Imagine my disappointment then, when, just as we started to really hit, I started edging back behind the baseline and realized that the fence was far too close to allow any real backline play. My racquet kept rattling off the chain-links behind me, and the ball kept on ending up in the net. My power game was effectively cowed, as was my ego. Of course, this being the first court Xuxu's ever played on, it wasn't the court, but I, who had the problem. Any excuse I made, sounded like, well, just that. I felt how the Russian hockey team must have felt when the Canadians made the Olympic ice smaller in order to limit their Slavic speed and agility. And, as is unfortunately the case for ex-pats here who unfortunately encounter an unfortunate coincidence, the thought crossed my mind that this was some type of Chinese conspiracy. They were badminton-ing tennis, no doubt as payback for our 100 years of semi-colonization.
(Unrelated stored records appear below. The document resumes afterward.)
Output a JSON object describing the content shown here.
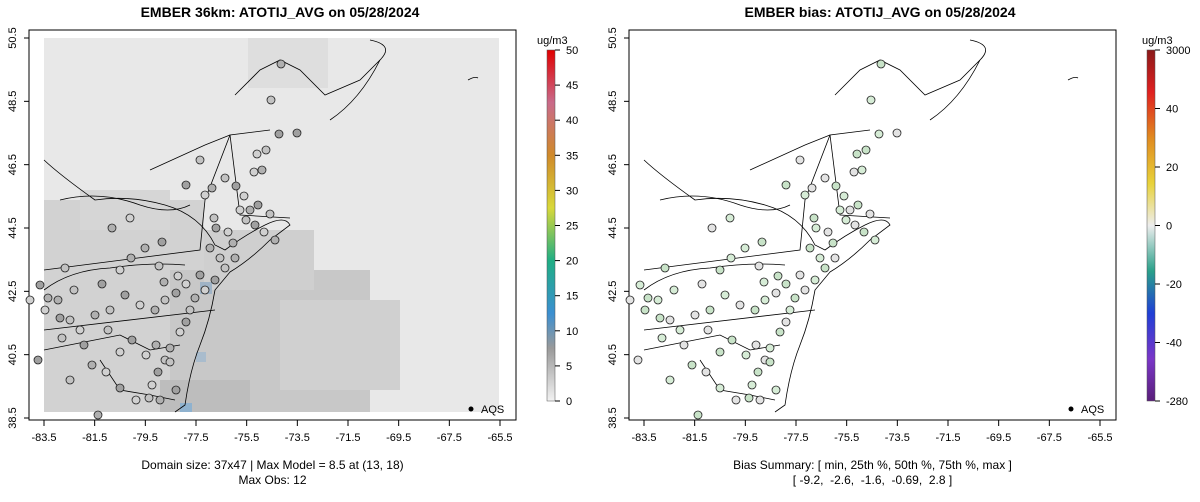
{
  "left": {
    "title": "EMBER 36km: ATOTIJ_AVG on 05/28/2024",
    "unit": "ug/m3",
    "colorbar_ticks": [
      "50",
      "45",
      "40",
      "35",
      "30",
      "25",
      "20",
      "15",
      "10",
      "5",
      "0"
    ],
    "legend_label": "AQS",
    "caption_line1": "Domain size: 37x47 | Max Model = 8.5 at (13, 18)",
    "caption_line2": "Max Obs: 12"
  },
  "right": {
    "title": "EMBER bias: ATOTIJ_AVG on 05/28/2024",
    "unit": "ug/m3",
    "colorbar_ticks": [
      "3000",
      "40",
      "20",
      "0",
      "-20",
      "-40",
      "-280"
    ],
    "legend_label": "AQS",
    "caption_line1": "Bias Summary: [ min, 25th %, 50th %, 75th %, max ]",
    "caption_line2": "[ -9.2,  -2.6,  -1.6,  -0.69,  2.8 ]"
  },
  "axes": {
    "lat_ticks": [
      "50.5",
      "48.5",
      "46.5",
      "44.5",
      "42.5",
      "40.5",
      "38.5"
    ],
    "lon_ticks": [
      "-83.5",
      "-81.5",
      "-79.5",
      "-77.5",
      "-75.5",
      "-73.5",
      "-71.5",
      "-69.5",
      "-67.5",
      "-65.5"
    ]
  },
  "colors": {
    "model_gray_light": "#e6e6e6",
    "model_gray_dark": "#a8a8a8",
    "bias_green": "#c8e3c8",
    "site_gray": "#bdbdbd"
  }
}
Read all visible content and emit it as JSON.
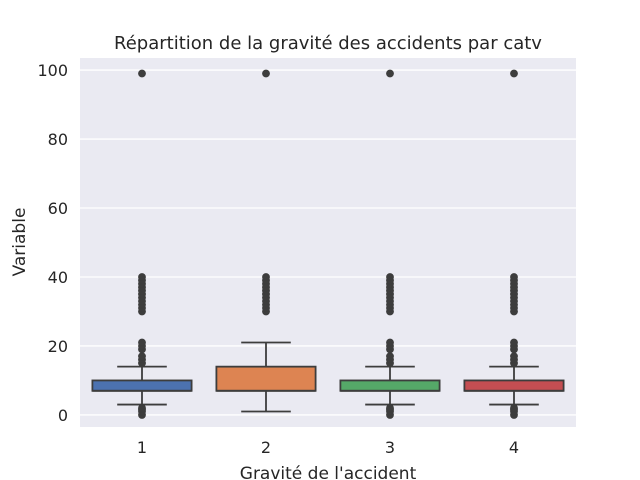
{
  "chart_data": {
    "type": "boxplot",
    "title": "Répartition de la gravité des accidents par catv",
    "xlabel": "Gravité de l'accident",
    "ylabel": "Variable",
    "ylim": [
      -3.5,
      103.5
    ],
    "yticks": [
      0,
      20,
      40,
      60,
      80,
      100
    ],
    "grid": true,
    "background": "#eaeaf2",
    "categories": [
      "1",
      "2",
      "3",
      "4"
    ],
    "boxes": [
      {
        "category": "1",
        "color": "#4c72b0",
        "whislo": 3,
        "q1": 7,
        "median": 7,
        "q3": 10,
        "whishi": 14,
        "fliers": [
          0,
          1,
          1.5,
          2,
          15,
          16,
          17,
          19,
          20,
          21,
          30,
          31,
          32,
          33,
          34,
          35,
          36,
          37,
          38,
          39,
          40,
          99
        ]
      },
      {
        "category": "2",
        "color": "#dd8452",
        "whislo": 1,
        "q1": 7,
        "median": 7,
        "q3": 14,
        "whishi": 21,
        "fliers": [
          30,
          31,
          32,
          33,
          34,
          35,
          36,
          37,
          38,
          39,
          40,
          99
        ]
      },
      {
        "category": "3",
        "color": "#55a868",
        "whislo": 3,
        "q1": 7,
        "median": 7,
        "q3": 10,
        "whishi": 14,
        "fliers": [
          0,
          1,
          1.5,
          2,
          15,
          16,
          17,
          19,
          20,
          21,
          30,
          31,
          32,
          33,
          34,
          35,
          36,
          37,
          38,
          39,
          40,
          99
        ]
      },
      {
        "category": "4",
        "color": "#c44e52",
        "whislo": 3,
        "q1": 7,
        "median": 7,
        "q3": 10,
        "whishi": 14,
        "fliers": [
          0,
          1,
          1.5,
          2,
          15,
          16,
          17,
          19,
          20,
          21,
          30,
          31,
          32,
          33,
          34,
          35,
          36,
          37,
          38,
          39,
          40,
          99
        ]
      }
    ]
  }
}
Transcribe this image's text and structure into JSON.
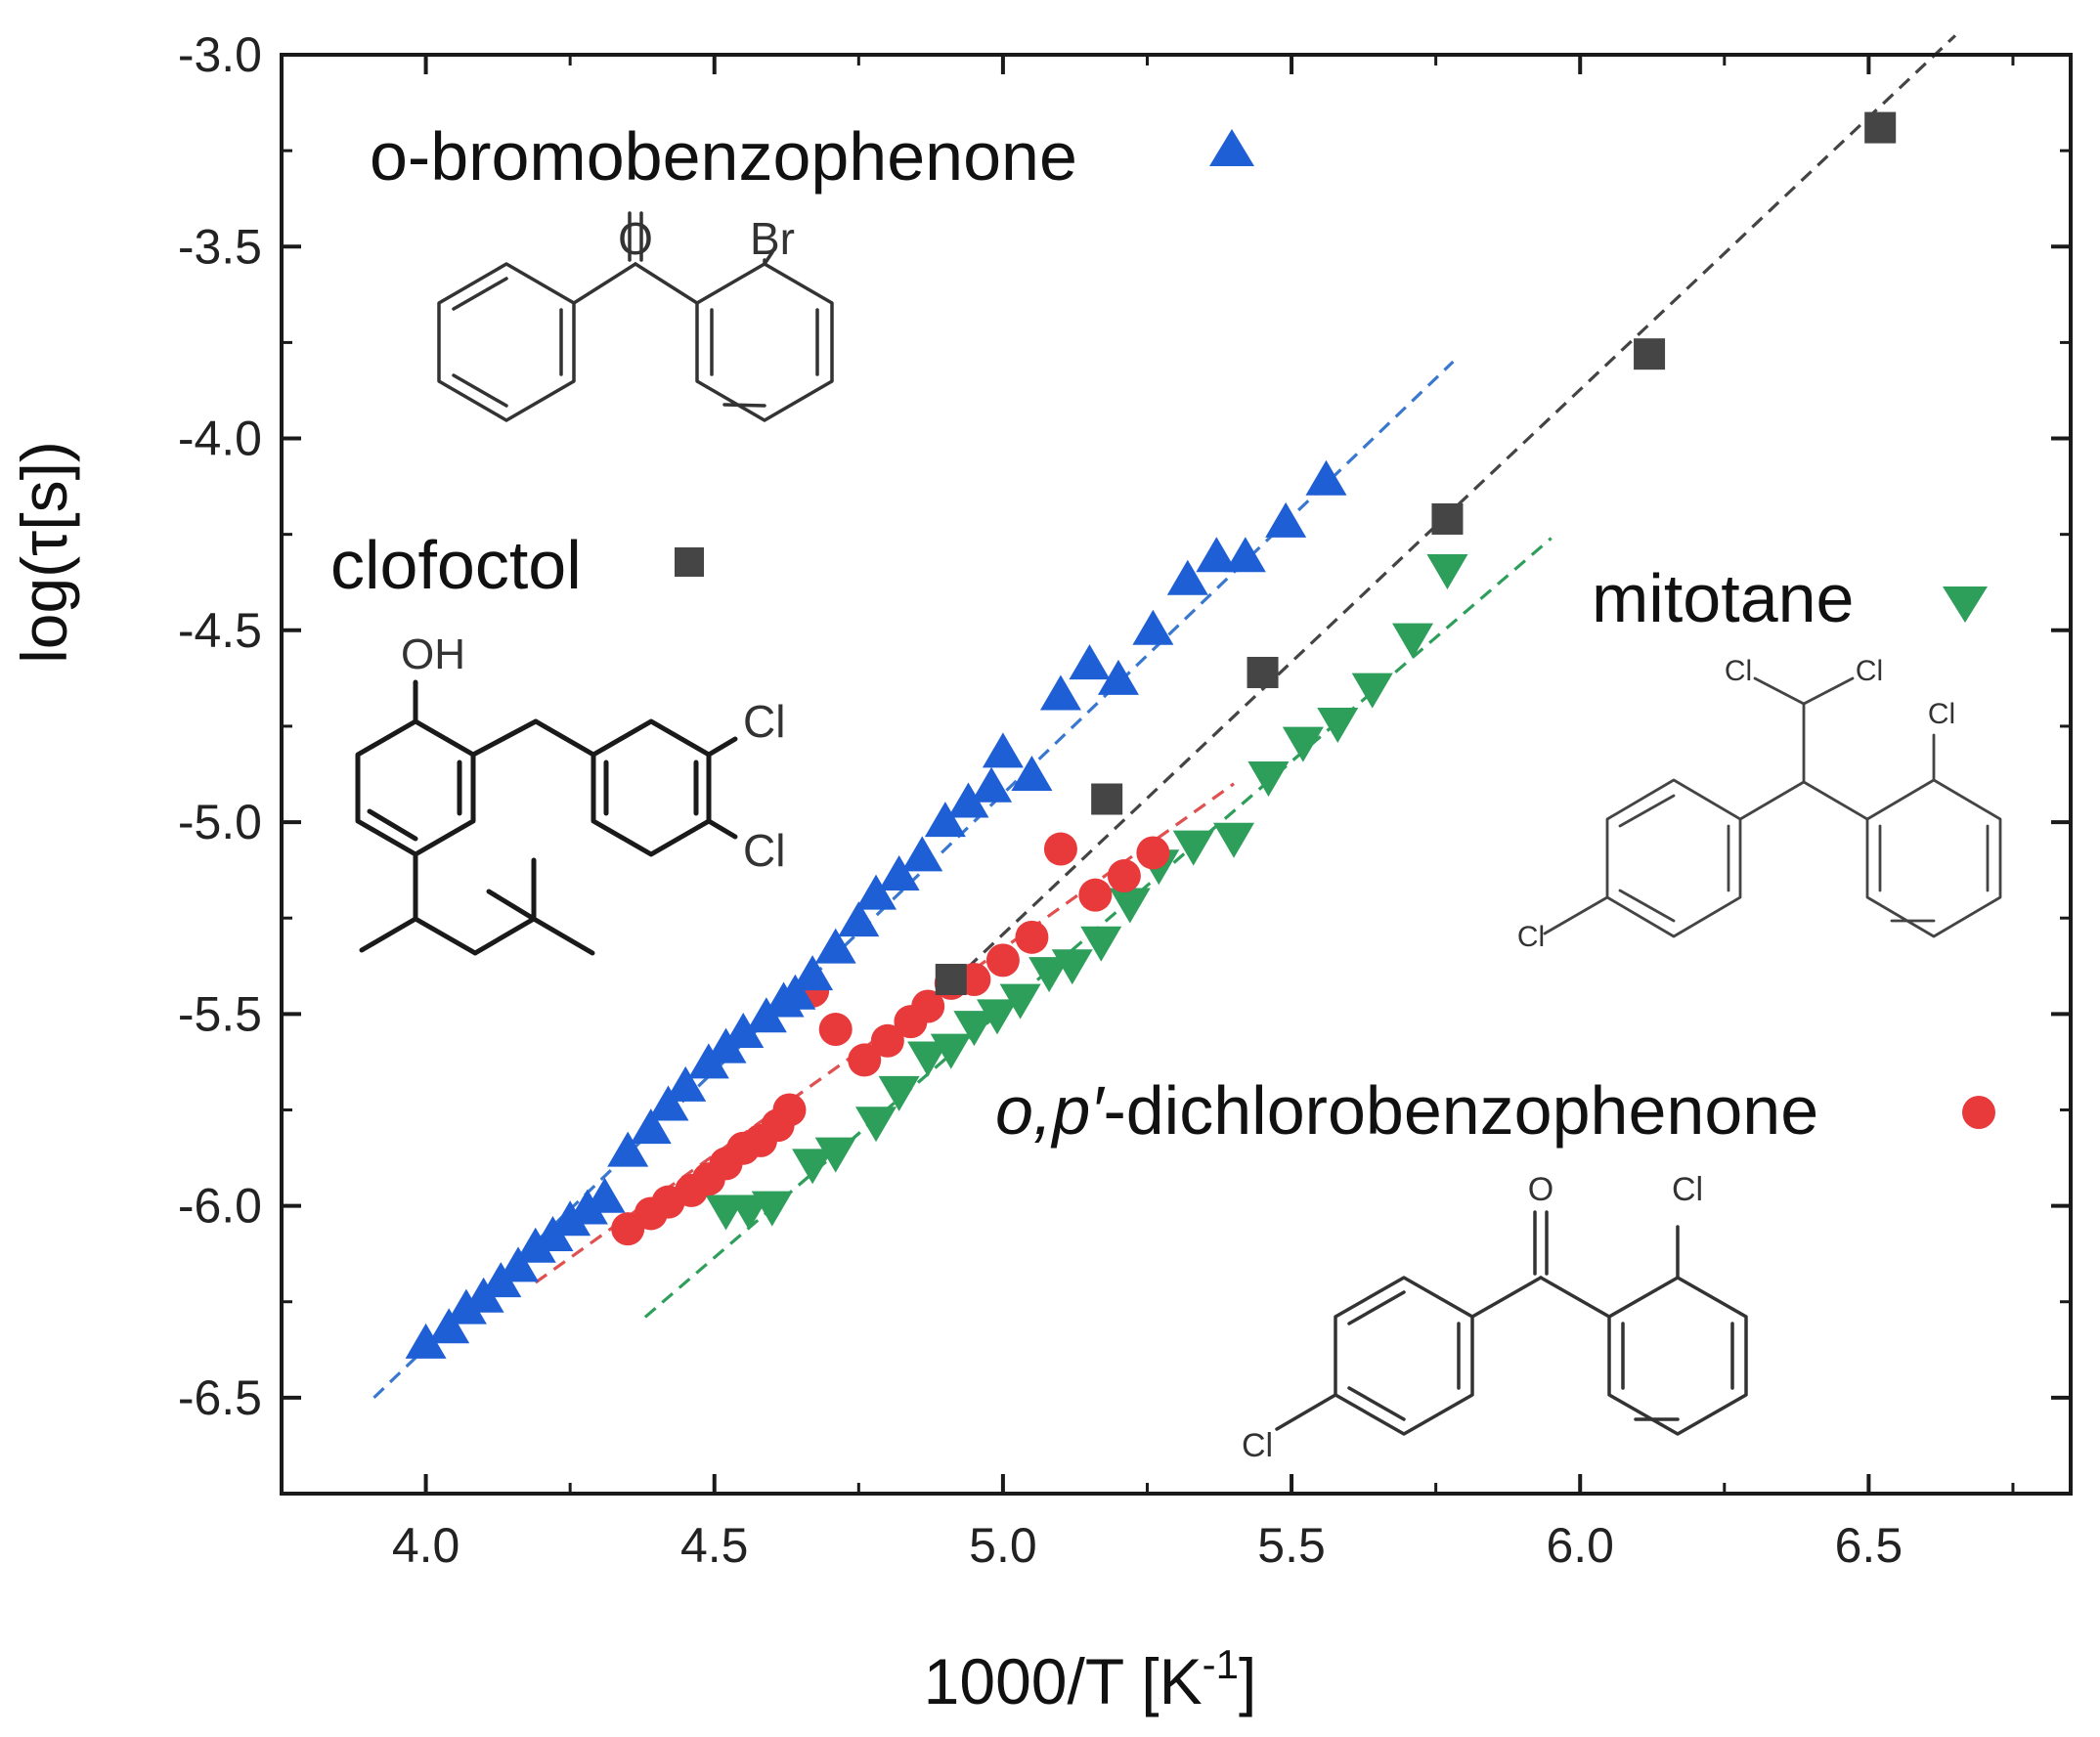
{
  "chart_data": {
    "type": "scatter",
    "title": "",
    "xlabel": "1000/T [K",
    "xlabel_superscript": "-1",
    "xlabel_suffix": "]",
    "ylabel": "log(τ[s])",
    "xlim": [
      3.75,
      6.85
    ],
    "ylim": [
      -6.75,
      -3.0
    ],
    "xticks": [
      4.0,
      4.5,
      5.0,
      5.5,
      6.0,
      6.5
    ],
    "xtick_labels": [
      "4.0",
      "4.5",
      "5.0",
      "5.5",
      "6.0",
      "6.5"
    ],
    "yticks": [
      -3.0,
      -3.5,
      -4.0,
      -4.5,
      -5.0,
      -5.5,
      -6.0,
      -6.5
    ],
    "ytick_labels": [
      "-3.0",
      "-3.5",
      "-4.0",
      "-4.5",
      "-5.0",
      "-5.5",
      "-6.0",
      "-6.5"
    ],
    "grid": false,
    "series": [
      {
        "name": "o-bromobenzophenone",
        "marker": "triangle-up",
        "color": "#1f5fd6",
        "x": [
          4.0,
          4.04,
          4.07,
          4.1,
          4.13,
          4.16,
          4.19,
          4.22,
          4.25,
          4.28,
          4.31,
          4.35,
          4.39,
          4.42,
          4.45,
          4.49,
          4.52,
          4.55,
          4.59,
          4.62,
          4.64,
          4.67,
          4.71,
          4.75,
          4.78,
          4.82,
          4.86,
          4.9,
          4.94,
          4.98,
          5.0,
          5.05,
          5.1,
          5.15,
          5.2,
          5.26,
          5.32,
          5.37,
          5.42,
          5.49,
          5.56
        ],
        "y": [
          -6.36,
          -6.32,
          -6.27,
          -6.24,
          -6.2,
          -6.16,
          -6.11,
          -6.08,
          -6.04,
          -6.01,
          -5.98,
          -5.86,
          -5.8,
          -5.74,
          -5.69,
          -5.63,
          -5.59,
          -5.55,
          -5.51,
          -5.47,
          -5.45,
          -5.4,
          -5.33,
          -5.26,
          -5.19,
          -5.14,
          -5.09,
          -5.0,
          -4.95,
          -4.91,
          -4.82,
          -4.88,
          -4.67,
          -4.59,
          -4.63,
          -4.5,
          -4.37,
          -4.31,
          -4.31,
          -4.22,
          -4.11
        ]
      },
      {
        "name": "clofoctol",
        "marker": "square",
        "color": "#454545",
        "x": [
          4.91,
          5.18,
          5.45,
          5.77,
          6.12,
          6.52
        ],
        "y": [
          -5.41,
          -4.94,
          -4.61,
          -4.21,
          -3.78,
          -3.19
        ]
      },
      {
        "name": "mitotane",
        "marker": "triangle-down",
        "color": "#2e9e5b",
        "x": [
          4.52,
          4.56,
          4.6,
          4.67,
          4.71,
          4.78,
          4.82,
          4.87,
          4.91,
          4.95,
          4.99,
          5.03,
          5.08,
          5.12,
          5.17,
          5.22,
          5.27,
          5.33,
          5.4,
          5.46,
          5.52,
          5.58,
          5.64,
          5.71,
          5.77
        ],
        "y": [
          -6.01,
          -6.01,
          -6.0,
          -5.89,
          -5.86,
          -5.78,
          -5.7,
          -5.61,
          -5.59,
          -5.53,
          -5.5,
          -5.46,
          -5.39,
          -5.37,
          -5.31,
          -5.21,
          -5.11,
          -5.06,
          -5.04,
          -4.88,
          -4.79,
          -4.74,
          -4.65,
          -4.52,
          -4.34
        ]
      },
      {
        "name": "o,p′-dichlorobenzophenone",
        "marker": "circle",
        "color": "#e8393b",
        "x": [
          4.35,
          4.39,
          4.42,
          4.46,
          4.49,
          4.52,
          4.55,
          4.58,
          4.61,
          4.63,
          4.67,
          4.71,
          4.76,
          4.8,
          4.84,
          4.87,
          4.91,
          4.95,
          5.0,
          5.05,
          5.1,
          5.16,
          5.21,
          5.26
        ],
        "y": [
          -6.06,
          -6.02,
          -5.99,
          -5.96,
          -5.93,
          -5.89,
          -5.85,
          -5.83,
          -5.79,
          -5.75,
          -5.44,
          -5.54,
          -5.62,
          -5.57,
          -5.52,
          -5.48,
          -5.42,
          -5.41,
          -5.36,
          -5.3,
          -5.07,
          -5.19,
          -5.14,
          -5.08
        ]
      }
    ],
    "fits": [
      {
        "series": "o-bromobenzophenone",
        "color": "#3a78d0",
        "x": [
          3.91,
          5.78
        ],
        "y": [
          -6.5,
          -3.8
        ]
      },
      {
        "series": "clofoctol",
        "color": "#444444",
        "x": [
          4.91,
          6.65
        ],
        "y": [
          -5.42,
          -2.95
        ]
      },
      {
        "series": "mitotane",
        "color": "#2e9e5b",
        "x": [
          4.38,
          5.95
        ],
        "y": [
          -6.29,
          -4.26
        ]
      },
      {
        "series": "o,p′-dichlorobenzophenone",
        "color": "#e05050",
        "x": [
          4.19,
          5.4
        ],
        "y": [
          -6.2,
          -4.9
        ]
      }
    ]
  },
  "legend": {
    "o_bromo": {
      "label": "o-bromobenzophenone",
      "color": "#1f5fd6",
      "marker": "triangle-up"
    },
    "clofoctol": {
      "label": "clofoctol",
      "color": "#454545",
      "marker": "square"
    },
    "mitotane": {
      "label": "mitotane",
      "color": "#2e9e5b",
      "marker": "triangle-down"
    },
    "dichloro": {
      "label_italic": "o,p′",
      "label_rest": "-dichlorobenzophenone",
      "color": "#e8393b",
      "marker": "circle"
    }
  },
  "structures": {
    "o_bromo": {
      "atom_o": "O",
      "atom_br": "Br"
    },
    "clofoctol": {
      "atom_oh": "OH",
      "atom_cl1": "Cl",
      "atom_cl2": "Cl"
    },
    "mitotane": {
      "atom_cl1": "Cl",
      "atom_cl2": "Cl",
      "atom_cl3": "Cl",
      "atom_cl4": "Cl"
    },
    "dichloro": {
      "atom_o": "O",
      "atom_cl1": "Cl",
      "atom_cl2": "Cl"
    }
  }
}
Of course, this is ridiculous. There are no Chinese conspiracies as far as you or I know.
But what is interesting is the way this baseline-less tennis court mirrors quite a lot in modern China. Things here are built by people who've no interest or experience with what they're building. Homes and skyscrapers are built by people who wouldn't see the inside of modern highrises if they weren't building them. (Which is why the most beautiful apartments almost always seem to be missing something. Insignificant example: I've never lived in a Chinese apartment with a bathroom drain placed at the lowest point of the floor, which has meant that I've squeegeed the bathroom floor after nearly shower I've taken in my three-plus years here.) Tennis courts are constructed by people who have no reference point but badminton, which (unfortunately for me) requires very little baseline play. Legal systems are built by people who've never known the feeling of non-human checks on power.
The word for this in the business/manufacturing world, I've learned, is “implicit quality,” which, when you put “low” in front of it, sounds quite disparaging. Despite the fact that “low implicit quality” seems like quite a vicious personal attack, it's simply supposed to denote the ability of an assembly-line worker to view the product he's making with the same critical eye that a developed-world consumer would see it. I've been told that training a quality-control worker on a Nike shoe line to see a pair of running shoes with the “same eyes” as an American consumer takes nearly a year. Before that, they're quite unwilling to take a perfectly good pair of shoes and just throw them away. “Low implicit quality” is the benign answer to why we've now got lead in our toys, carcinogens in our drywall, and any manner of nasty stuff in our toothpaste. Or, in other words, “Congratulations, by virtue of the fact that you've grown up in one part of the world, you know what kind of stuff to throw away and what kind of stuff to use for six months and then throw away.”
But just like that tennis court's not going away anytime soon, neither are cheap unsafe goods and cheap unsafe toys. Not until the people who make the products are making them for themselves.
At the end of the day, there don't seem to be any shortcuts. You either do the work, pay a little more to raise everyone's “quality level,” do your best to ensure that the people making Nikes can buy them, or you just get used to killer consumer goods and tennis courts that are only good for badminton.